Opinion

Obama’s quagmire

Opponents of the Vietnam War — that seemingly endless, inconclusive, increasingly unpopular and ever-more-deadly and costly conflict — called it a “quagmire.” They said it was unwinnable and should never have been fought — and that America must avoid similar future wars. Today, our real risk of “quagmire” is Libya.

Our Nobel Peace Prize-winning president has gotten things badly wrong. By demanding Moammar Khadafy’s ouster while restricting US military force to the more limited objective of protecting innocent civilians, President Obama has set himself up for massive strategic failure.

Yet America is now committed. Khadafy won’t care that he’s being bombed for “humanitarian” rather than “regime change” reasons; it is absolutely certain that, once able, he’ll retaliate against those doing his forces mortal harm. If he keeps power over any significant part of Libya, he’ll likely return to international terrorism, as he has already threatened. He may also resume his quest for nuclear weapons — and this time we’ll have no hope of negotiating him out of it as we did in 2003-04.

Obama is hypersensitive to the Vietnam analogy — arguing, for example, as he authorized a US “surge” in Afghanistan in 2009 that it is not another Vietnam.

Of course, Vietnam became a “quagmire” because of US unwillingness to persevere to reach our legitimate objectives. Obama entirely ignored the critical point that Gen. Creighton Abrams’ strategy had placed us on the path to victory in Vietnam, and that it was a failure of American will, not battlefield defeat, that humbled us there.

And just so is Libya now increasingly a “quagmire” — because Obama’s decision to intervene was perilously late and limited, and later compounded by his mistake in drastically curtailing US strike missions. Two immediate steps are required to prevent the stalemate from becoming permanent.

First, we must reverse course immediately and declare regime change to be our military objective, followed by substantial airstrikes against Khadafy’s military forces, whether or not they are imminently threatening civilians. Even now, US airpower should be intimidating enough to shatter the regime, and dramatically close the firepower disparity on the ground to permit an opposition victory.

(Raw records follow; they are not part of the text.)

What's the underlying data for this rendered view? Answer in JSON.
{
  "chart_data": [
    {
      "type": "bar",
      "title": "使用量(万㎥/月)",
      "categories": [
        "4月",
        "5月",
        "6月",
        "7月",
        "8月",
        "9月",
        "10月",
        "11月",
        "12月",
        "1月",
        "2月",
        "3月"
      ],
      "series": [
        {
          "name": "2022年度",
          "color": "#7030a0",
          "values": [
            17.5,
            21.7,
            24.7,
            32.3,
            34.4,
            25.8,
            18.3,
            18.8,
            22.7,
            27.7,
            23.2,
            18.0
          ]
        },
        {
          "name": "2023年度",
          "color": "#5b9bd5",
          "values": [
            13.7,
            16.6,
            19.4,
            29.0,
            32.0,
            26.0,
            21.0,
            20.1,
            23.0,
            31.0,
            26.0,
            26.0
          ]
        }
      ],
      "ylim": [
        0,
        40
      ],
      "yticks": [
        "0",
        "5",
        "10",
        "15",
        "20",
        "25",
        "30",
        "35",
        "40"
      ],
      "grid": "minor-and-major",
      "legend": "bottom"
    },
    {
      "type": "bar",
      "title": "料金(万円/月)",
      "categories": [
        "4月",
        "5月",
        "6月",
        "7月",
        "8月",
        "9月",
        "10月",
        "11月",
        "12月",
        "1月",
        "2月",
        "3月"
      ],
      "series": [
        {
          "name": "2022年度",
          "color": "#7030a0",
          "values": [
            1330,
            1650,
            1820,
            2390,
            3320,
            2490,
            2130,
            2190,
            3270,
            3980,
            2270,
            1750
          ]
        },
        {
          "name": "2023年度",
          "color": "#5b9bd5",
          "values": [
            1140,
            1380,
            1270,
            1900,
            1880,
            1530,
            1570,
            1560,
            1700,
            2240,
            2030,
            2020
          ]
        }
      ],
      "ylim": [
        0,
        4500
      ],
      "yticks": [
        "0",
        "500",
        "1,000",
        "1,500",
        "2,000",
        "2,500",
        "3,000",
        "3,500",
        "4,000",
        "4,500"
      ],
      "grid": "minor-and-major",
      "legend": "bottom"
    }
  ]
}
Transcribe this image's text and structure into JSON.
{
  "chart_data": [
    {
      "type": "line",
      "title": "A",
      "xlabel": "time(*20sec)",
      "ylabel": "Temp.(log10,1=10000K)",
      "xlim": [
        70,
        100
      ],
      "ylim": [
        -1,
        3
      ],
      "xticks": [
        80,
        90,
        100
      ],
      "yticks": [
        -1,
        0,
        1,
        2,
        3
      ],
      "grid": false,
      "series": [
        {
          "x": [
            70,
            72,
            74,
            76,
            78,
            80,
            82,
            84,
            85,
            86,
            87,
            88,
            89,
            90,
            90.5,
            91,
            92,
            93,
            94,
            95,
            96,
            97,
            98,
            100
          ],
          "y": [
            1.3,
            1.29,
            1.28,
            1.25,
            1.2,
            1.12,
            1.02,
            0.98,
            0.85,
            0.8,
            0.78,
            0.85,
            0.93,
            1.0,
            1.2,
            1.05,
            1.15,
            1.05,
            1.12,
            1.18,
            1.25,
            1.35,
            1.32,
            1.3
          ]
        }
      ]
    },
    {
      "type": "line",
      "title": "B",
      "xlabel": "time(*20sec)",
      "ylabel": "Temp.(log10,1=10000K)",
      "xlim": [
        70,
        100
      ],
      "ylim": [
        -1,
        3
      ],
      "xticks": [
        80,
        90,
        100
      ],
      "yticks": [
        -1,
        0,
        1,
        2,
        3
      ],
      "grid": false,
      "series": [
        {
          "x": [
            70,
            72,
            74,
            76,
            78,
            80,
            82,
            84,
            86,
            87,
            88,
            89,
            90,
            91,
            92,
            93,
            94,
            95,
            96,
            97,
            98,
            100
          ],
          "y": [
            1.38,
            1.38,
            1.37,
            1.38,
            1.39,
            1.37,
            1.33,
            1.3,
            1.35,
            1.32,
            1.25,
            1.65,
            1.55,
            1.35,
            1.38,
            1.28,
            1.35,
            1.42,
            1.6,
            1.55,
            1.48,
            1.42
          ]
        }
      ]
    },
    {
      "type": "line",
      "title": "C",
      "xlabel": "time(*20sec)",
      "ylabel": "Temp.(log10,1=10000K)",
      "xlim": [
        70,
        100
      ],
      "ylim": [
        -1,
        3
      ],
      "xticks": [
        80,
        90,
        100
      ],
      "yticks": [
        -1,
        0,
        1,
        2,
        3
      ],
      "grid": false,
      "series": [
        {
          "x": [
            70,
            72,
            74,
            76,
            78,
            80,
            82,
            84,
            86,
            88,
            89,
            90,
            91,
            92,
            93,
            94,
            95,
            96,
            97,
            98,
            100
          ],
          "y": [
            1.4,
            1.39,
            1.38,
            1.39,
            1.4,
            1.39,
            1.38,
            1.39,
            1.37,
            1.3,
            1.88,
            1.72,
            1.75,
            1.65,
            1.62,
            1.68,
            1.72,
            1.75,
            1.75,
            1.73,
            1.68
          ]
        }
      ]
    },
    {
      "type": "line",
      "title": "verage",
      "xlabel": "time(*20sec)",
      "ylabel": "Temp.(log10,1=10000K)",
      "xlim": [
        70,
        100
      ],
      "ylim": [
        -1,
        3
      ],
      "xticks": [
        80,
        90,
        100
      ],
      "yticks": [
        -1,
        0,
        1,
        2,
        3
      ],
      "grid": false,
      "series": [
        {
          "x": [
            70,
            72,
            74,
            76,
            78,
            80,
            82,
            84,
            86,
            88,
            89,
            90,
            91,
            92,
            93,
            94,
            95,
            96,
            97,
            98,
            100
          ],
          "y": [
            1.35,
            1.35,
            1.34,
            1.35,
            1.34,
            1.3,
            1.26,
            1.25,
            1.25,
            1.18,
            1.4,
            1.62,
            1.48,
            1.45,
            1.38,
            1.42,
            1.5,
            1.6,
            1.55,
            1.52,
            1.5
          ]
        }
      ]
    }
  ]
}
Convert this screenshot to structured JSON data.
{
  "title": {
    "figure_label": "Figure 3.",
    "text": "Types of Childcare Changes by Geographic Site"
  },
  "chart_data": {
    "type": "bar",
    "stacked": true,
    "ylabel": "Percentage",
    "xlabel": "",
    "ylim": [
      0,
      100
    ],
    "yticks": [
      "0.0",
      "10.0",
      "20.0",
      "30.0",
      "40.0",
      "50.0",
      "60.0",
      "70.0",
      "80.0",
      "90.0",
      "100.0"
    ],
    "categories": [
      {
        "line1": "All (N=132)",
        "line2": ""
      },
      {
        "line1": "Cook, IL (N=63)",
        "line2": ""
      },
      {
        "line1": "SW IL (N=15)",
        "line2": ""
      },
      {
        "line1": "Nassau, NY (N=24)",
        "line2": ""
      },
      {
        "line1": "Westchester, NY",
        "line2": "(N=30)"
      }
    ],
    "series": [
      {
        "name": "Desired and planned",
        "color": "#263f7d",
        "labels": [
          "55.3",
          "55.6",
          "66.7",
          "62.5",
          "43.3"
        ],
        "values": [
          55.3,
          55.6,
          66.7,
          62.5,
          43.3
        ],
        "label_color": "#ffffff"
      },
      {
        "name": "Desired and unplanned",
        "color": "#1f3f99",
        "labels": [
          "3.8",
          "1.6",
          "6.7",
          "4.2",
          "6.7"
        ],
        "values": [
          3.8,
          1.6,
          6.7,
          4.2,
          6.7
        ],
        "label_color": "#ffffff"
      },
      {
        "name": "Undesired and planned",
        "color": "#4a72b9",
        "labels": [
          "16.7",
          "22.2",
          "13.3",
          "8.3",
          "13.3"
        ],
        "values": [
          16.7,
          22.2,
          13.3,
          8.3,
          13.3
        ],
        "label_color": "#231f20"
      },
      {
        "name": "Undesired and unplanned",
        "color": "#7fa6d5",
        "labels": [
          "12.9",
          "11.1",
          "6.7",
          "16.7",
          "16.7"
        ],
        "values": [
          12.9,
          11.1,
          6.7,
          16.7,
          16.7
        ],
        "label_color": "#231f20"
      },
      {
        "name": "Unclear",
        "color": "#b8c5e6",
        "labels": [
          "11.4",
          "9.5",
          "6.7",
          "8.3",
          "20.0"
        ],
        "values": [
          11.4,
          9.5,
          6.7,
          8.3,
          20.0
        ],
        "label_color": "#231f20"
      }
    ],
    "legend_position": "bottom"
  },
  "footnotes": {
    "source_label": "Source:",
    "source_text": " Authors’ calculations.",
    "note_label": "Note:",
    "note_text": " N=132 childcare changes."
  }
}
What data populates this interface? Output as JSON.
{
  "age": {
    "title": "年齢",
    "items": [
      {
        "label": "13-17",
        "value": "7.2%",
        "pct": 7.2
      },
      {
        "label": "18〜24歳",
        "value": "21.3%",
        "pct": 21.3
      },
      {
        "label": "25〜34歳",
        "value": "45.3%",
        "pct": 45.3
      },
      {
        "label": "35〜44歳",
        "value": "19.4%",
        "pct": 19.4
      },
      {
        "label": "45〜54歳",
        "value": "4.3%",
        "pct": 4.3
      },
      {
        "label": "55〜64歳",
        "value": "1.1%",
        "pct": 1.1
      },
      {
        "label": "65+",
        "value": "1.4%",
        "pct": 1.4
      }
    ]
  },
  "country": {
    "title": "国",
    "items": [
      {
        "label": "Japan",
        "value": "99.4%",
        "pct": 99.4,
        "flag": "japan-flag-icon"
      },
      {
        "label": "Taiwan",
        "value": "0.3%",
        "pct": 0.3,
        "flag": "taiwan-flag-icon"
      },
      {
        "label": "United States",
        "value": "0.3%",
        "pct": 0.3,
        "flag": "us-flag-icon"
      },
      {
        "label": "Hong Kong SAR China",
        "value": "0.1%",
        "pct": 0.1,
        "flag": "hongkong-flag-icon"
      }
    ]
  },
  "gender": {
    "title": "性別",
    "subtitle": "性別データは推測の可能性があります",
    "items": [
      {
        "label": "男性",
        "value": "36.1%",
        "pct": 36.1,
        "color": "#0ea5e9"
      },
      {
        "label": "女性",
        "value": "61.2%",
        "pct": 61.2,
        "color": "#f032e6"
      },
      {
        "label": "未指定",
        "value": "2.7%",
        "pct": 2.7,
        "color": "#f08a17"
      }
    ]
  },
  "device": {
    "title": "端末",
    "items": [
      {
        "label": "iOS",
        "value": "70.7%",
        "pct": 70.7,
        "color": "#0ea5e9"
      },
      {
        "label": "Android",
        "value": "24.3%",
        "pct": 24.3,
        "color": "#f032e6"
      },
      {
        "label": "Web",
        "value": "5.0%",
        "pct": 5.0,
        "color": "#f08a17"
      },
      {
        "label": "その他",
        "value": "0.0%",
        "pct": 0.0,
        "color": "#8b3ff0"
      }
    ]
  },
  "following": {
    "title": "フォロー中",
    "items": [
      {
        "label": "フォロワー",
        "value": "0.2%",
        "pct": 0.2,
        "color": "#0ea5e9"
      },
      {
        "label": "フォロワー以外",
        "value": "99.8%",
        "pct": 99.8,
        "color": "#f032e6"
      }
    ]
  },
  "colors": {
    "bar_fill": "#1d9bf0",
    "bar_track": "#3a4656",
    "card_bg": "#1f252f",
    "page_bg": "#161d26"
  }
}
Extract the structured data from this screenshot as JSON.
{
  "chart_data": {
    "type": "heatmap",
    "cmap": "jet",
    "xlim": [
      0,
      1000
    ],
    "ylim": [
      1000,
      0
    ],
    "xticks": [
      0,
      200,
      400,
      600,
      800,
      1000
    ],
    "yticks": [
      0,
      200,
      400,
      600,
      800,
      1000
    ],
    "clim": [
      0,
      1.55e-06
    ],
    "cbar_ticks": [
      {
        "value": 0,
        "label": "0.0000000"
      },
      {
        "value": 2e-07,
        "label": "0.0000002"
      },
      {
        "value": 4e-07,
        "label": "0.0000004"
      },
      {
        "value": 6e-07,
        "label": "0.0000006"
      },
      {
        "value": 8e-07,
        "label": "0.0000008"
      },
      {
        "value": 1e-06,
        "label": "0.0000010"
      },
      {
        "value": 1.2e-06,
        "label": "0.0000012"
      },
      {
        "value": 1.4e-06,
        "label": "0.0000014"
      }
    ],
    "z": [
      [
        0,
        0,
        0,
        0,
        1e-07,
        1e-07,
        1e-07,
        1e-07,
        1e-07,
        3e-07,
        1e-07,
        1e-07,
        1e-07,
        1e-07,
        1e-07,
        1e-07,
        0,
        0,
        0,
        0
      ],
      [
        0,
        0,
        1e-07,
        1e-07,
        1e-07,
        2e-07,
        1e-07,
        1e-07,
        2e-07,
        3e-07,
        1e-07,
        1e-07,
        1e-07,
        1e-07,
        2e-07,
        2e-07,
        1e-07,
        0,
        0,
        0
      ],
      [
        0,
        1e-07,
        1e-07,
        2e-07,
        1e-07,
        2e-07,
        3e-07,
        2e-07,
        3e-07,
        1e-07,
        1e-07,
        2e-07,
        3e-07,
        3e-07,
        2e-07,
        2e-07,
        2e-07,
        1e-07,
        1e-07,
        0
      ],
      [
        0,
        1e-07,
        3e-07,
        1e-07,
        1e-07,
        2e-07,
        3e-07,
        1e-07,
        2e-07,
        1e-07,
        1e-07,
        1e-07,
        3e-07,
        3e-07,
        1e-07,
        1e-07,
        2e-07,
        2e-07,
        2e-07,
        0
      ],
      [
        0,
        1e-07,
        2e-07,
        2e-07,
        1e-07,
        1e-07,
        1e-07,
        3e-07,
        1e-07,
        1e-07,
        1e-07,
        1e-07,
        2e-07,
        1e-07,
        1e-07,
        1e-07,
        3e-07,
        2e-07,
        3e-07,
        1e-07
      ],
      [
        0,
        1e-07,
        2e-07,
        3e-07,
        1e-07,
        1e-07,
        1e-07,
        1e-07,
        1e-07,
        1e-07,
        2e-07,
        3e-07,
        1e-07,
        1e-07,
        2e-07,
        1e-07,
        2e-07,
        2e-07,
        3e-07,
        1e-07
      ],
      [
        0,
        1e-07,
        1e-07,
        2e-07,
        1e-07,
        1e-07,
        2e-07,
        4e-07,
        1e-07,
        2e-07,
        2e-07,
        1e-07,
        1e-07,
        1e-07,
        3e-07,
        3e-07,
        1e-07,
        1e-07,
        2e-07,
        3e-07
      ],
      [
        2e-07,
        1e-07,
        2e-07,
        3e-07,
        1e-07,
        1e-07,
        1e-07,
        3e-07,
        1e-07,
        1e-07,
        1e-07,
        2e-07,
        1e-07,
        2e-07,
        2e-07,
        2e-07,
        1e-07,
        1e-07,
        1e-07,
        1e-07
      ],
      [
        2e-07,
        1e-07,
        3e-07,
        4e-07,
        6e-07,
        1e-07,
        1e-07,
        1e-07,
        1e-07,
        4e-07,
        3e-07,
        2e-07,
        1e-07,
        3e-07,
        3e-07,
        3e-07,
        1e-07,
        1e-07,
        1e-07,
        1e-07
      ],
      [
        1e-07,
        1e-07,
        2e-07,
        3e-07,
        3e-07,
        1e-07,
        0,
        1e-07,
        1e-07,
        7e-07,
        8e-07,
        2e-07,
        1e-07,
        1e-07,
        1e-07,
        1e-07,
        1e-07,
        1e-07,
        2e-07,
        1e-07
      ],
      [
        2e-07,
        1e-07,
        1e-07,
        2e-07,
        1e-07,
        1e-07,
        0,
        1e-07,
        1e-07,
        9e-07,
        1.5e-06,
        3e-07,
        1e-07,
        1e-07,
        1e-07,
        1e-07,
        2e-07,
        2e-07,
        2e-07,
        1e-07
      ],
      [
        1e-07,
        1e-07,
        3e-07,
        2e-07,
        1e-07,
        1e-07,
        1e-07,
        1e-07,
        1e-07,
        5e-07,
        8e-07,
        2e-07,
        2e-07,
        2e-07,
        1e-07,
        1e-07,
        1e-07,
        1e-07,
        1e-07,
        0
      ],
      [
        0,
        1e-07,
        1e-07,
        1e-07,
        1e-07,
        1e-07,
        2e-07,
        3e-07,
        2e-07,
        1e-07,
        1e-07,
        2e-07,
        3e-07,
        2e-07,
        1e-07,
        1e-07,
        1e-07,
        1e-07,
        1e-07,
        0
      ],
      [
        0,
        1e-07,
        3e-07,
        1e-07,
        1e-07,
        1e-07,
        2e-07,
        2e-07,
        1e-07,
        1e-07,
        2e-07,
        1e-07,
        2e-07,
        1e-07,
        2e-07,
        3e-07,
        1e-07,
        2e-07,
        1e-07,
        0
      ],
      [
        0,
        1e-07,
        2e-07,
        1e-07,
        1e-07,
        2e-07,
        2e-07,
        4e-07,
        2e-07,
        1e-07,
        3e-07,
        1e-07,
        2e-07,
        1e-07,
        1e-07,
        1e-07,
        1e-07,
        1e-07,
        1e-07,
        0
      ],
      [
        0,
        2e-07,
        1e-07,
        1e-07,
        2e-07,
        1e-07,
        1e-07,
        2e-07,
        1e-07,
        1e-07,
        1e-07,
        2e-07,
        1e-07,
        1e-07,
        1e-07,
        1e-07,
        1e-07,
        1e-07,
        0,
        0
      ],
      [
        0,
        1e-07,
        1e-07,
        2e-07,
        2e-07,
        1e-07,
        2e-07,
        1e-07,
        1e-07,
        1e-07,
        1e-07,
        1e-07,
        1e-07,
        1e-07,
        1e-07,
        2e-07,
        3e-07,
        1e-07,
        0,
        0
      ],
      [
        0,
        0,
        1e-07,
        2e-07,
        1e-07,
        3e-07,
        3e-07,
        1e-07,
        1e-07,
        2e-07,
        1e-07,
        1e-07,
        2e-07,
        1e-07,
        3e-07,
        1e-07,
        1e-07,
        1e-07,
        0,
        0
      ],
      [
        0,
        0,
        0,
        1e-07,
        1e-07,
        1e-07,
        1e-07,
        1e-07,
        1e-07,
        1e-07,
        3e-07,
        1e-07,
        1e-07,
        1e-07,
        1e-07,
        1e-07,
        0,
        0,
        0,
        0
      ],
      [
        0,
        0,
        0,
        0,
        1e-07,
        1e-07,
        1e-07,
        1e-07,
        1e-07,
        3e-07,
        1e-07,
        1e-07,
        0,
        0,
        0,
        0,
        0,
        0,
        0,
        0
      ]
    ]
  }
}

Our NATO allies will welcome our return to active strike missions. So too will the Arab League, whose leaders must be appalled at that Obama and NATO are risking failure, thus risking an armed and dangerous Khadafy remaining in power in their back yard. (For those who care, Security Council Resolution 1973’s authorization of force to protect Libyan civilians is so vague it can easily justify Khadafy’s overthrow: What better way to protect those civilians?)

Second, because Libya’s opposition leadership is still inchoate at best, we must identify anti-Khadafy figures who are pro-Western and find ways, overt or covert, to strengthen their hands. This will help both in opposing Khadafy today, and in any post-Khadafy government. Without confidence in the soundness of the opposition leaders, there is no justification for NATO supplying even light weapons, whose ultimate destination we can only guess. Failing to identify reliable leaders now will make any post-Khadafy regime, already problematic, potentially even more dangerous.

Thus far, however, Obama cant bring himself to act. Instead, he contends that Khadafy is being “squeezed” in other ways, most notably that his regime is running out of money — an ironic concern for a president who acts as though no such constraints apply to him.

It is similarly troubling that Obama could say, as he did last week, “I think over the long term, Khadafy will go, and we will be successful.” There is no better road to “quagmire” than to see Khadafy’s departure as a “long term” eventuality, before which he can cause incalculable damage and destruction, both within Libya and internationally through returning to terrorism.

Our president’s most muscular recent action was to co-author an opinion article with Britain’s David Cameron and France’s Nicholas Sarkozy. This plainly reflects Obama’s view that writings and speeches are all that a president is really required to do. Sadly, of course, articles and speeches are simply the articulation of policy, not policy in action. Nor do op-eds constitute leadership.

Woodrow Wilson once wrote about himself: “I am a vague, conjectural personality, more made up of opinions and academic prepossessions than of human traits and red corpuscles.” Dreamer that he was, Wilson could have been describing his ideological descendant, Barack Obama. What we need right now is exactly the opposite of Wilson’s presidential persona, or we shall surely see a true quagmire in Libya.

John Bolton, a former US ambassador to the UN, is author of “Surrender Is Not an Option.”